Page last updated at 11:08 GMT, Thursday, 26 November 2009

European help plan for stranded travellers

Grounded XL planes at Manchester airport
Thousands of customers were stranded when XL fell into administration

Travellers who book holidays on the internet could receive more financial protection if things go wrong, under plans in a European review.

Consumers who make up their own packages of flights, hotels and car rentals on one website or partner sites could get more protection.

Currently, only those who have booked specific package deals have rights to cancel or refunds if operators go bust.

A review will consider help for passengers if airlines collapse.

"We need tough protection that gives all consumers booking a package holiday the peace of mind they deserve, and we need a level playing field so businesses compete on equal terms," said EU Consumer Commissioner Meglena Kuneva.

The consumers' association Which? welcomed the review.

"The Package Travel Directive was drawn up almost 20 years ago, and while useful at the time, it doesn't go far enough to protect today's holidaymaker," said Rochelle Turner, of Which?
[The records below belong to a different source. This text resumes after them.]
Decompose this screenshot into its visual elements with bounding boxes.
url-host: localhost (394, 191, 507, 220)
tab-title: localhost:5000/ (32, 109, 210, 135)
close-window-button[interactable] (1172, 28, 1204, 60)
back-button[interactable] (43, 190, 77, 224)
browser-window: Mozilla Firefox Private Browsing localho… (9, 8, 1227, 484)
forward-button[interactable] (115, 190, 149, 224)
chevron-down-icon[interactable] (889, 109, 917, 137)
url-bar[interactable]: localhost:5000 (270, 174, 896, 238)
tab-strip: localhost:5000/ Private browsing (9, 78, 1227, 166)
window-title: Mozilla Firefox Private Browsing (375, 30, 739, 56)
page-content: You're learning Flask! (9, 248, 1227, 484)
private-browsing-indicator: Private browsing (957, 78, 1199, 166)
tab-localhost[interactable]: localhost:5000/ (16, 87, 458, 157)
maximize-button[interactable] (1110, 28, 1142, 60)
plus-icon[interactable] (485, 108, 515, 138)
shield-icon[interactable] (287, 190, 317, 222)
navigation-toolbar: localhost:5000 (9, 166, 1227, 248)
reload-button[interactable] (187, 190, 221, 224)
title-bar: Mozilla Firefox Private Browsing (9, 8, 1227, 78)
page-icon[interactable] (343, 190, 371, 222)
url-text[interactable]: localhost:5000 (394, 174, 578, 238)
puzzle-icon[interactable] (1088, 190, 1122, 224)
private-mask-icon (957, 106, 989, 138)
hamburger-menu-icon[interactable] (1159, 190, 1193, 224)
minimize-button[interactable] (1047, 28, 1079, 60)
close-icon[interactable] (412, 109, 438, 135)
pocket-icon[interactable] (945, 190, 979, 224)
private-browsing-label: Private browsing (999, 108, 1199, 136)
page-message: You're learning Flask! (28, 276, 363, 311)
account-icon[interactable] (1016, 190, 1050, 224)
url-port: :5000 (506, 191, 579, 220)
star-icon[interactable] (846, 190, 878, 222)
Holiday.

"A significant number of people book hotels from a direct link on an airline's website, or use online travel agents to book their own package, and are left without the peace of mind that they are protected should something go wrong.

Changes

The current rules, which came into force in 1990, offer protection for people who book packages through a travel agent.

They give these travellers various rights including the right to a refund if elements of the holiday are changed or if the organiser cancels the package.

Most importantly, provision must be made to refund travellers and return them home if the operator goes bust.

The European Commission wants to consult on the possibility that - after a recent spate of airlines going bust - basic insolvency protection should be extended to cover independent travellers buying standalone airline tickets which are not part of any package.

However, the review is unlikely to start until the second half of 2010.